Thinking about the week ahead: brief post

I am chewing on my thoughts about what to do when I see the students again tomorrow and the next day. Part of me wants to get fierce--the dragon awakened fully and breathing flames--but truly what I want is to figure out how to let go of my frustrations so that I can calmly move forward without the need for combustion. I realize that I am angry because I want the students to get it, to wake up, to snap out of it and grab responsibility with both hands--and I realize that the only way to maintain any kind of calm is to recognize that I have very little to do with whether they will step up to the plate or not.

I imagine the lecture. I imagine saying nothing unless or until individual students come to me with late papers or excuses or what have you. The latter is probably the better way to go, but the thought leaves me feeling faintly itchy. And I recognize that chances are pretty good I can't really determine in advance what I'll do: my usual improvisational style will have to lead me into whatever feels right at the moment.

As I think about it, I realize that what feels best is to do something in between: to actually talk to them about my dilemma. I don't know what it would do for them--it might be interesting to find out--but I think it may well feel best to me if I simply tell them honestly that I'm torn between wanting to rip their heads off and wanting to simply smile and watch half of them drown.

Several people I trust have told me that I am giving the students something important in terms of their development when I insist that they adhere to deadlines, that they take responsibility for themselves. I already have done much more than I should have to, sending out reminding e-mails (even though I know the students who most need the e-mails are precisely the ones who don't bother even to see if they have any communications from me).

I did get the e-mail from a student who said she was thinking about withdrawing--and who changed her mind when I reminded her about working through frustration (not to mention that it's early in the semester yet, and she may well see her grades improve).

I got another e-mail from a student who said that between her job and being a mother, she can't give "100%" to the course (she missed the first version of the paper, not to mention some other homework, so she's right: at the moment, she's giving about 80%): I told her I would fully understand if this class demands more time and effort than she has to give at this point in her life, that I'd hate to lose her but would understand if she decides that it's in her best interest to withdraw.

Another student sent his paper late with a plea for a stretch of the late deadline: I said yes, if his paper was uploaded later that day.
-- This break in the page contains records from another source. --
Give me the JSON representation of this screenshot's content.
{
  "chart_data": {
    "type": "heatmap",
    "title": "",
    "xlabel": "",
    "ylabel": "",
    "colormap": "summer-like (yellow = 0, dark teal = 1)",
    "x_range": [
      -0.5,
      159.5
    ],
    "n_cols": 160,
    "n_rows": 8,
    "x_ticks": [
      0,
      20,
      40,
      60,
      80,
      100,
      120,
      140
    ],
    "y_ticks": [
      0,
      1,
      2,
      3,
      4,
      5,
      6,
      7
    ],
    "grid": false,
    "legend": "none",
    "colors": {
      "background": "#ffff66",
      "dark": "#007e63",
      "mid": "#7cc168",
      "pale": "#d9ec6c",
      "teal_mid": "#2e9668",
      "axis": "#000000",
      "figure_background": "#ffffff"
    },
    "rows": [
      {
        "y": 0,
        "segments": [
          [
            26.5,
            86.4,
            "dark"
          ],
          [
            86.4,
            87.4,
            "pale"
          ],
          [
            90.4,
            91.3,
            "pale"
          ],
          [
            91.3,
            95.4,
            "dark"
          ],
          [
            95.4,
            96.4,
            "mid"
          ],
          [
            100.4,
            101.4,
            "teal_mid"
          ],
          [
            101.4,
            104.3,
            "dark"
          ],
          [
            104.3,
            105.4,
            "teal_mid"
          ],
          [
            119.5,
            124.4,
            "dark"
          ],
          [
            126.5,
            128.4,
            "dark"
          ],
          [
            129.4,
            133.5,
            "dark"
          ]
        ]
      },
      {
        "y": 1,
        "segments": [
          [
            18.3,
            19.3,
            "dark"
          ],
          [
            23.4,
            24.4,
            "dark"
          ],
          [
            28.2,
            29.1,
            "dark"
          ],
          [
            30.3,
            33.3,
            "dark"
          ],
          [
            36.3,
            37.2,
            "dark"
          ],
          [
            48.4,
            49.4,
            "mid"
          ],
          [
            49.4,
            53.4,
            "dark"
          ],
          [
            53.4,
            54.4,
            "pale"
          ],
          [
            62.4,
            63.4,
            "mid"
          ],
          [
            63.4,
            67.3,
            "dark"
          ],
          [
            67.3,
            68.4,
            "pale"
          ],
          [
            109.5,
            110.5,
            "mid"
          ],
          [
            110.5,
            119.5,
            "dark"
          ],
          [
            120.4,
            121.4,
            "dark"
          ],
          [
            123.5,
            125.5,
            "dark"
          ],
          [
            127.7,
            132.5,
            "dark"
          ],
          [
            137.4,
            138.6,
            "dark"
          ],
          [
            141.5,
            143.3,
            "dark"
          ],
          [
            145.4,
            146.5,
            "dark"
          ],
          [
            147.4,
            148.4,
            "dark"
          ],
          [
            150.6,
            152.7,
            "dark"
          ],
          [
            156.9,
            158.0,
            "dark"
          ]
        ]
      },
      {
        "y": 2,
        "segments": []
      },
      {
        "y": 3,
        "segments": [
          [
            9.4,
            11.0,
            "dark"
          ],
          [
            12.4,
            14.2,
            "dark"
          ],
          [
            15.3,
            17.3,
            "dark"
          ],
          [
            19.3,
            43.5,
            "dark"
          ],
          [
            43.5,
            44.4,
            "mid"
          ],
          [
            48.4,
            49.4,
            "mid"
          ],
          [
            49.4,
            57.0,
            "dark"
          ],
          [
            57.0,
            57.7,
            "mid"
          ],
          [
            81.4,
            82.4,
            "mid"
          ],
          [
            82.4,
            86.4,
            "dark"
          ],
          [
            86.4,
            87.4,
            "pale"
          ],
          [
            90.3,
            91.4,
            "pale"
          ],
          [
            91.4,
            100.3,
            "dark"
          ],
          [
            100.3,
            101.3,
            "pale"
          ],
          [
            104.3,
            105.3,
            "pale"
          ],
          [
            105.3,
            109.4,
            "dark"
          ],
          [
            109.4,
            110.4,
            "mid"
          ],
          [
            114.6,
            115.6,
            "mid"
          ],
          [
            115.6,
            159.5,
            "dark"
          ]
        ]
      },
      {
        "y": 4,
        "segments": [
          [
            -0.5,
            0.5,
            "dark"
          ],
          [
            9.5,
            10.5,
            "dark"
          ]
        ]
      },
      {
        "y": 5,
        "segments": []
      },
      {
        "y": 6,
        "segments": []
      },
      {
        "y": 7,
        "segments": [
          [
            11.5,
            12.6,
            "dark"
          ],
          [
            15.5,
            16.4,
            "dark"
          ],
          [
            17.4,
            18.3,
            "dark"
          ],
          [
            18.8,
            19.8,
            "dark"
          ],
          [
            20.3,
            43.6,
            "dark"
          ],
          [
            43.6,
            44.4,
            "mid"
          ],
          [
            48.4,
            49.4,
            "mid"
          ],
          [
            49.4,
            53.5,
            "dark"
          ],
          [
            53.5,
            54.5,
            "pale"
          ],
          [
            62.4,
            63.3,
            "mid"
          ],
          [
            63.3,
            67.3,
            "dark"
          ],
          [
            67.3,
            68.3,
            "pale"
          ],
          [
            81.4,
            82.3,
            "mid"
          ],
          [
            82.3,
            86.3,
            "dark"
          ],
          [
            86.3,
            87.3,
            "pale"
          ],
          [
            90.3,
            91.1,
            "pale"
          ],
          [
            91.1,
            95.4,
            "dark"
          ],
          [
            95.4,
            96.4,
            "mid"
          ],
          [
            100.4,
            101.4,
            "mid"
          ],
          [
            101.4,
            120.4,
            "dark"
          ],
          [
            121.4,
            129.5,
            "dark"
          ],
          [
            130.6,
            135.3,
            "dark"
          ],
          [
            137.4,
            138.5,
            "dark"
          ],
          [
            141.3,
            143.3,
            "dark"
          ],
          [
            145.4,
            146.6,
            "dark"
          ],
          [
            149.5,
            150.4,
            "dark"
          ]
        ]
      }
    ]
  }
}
It wasn't, so I sent an e-mail saying that the revision ship had sailed--and I got an e-mail from him this morning saying he thought the paper had been uploaded but he guessed not.... I replied that perhaps he needed to learn something about follow-through (OK, yes, I hadn't gotten myself around to the "it's better for me if I'm calm" thing, was still steaming out the ears).

Several students have been in good contact with me--including one who is desperately confused but trying her damndest to get sorted out, bless her heart. And the rest: vanished into the ether, apparently.

Sigh. My only job, my sole task, is to figure out what I can do that will be best for me: I have a great deal of myself invested in teaching, so that needs tending to, but I also need to reduce stress in my life, especially in how I approach my work, and at times those two goals feel antithetical. They aren't: I've seen that the students respond best when I'm most relaxed. But at this particular juncture, I'm finding it difficult to locate the point of equilibrium and calm.

But I can't do anything about any of it from home tonight. Once I'm back in the classroom tomorrow and onward, I'll see what develops. It will be interesting, whatever transpires, and I'll learn something, even if it's what not to do.

Jesus, I need that sabbatical. I need the six-month reset button.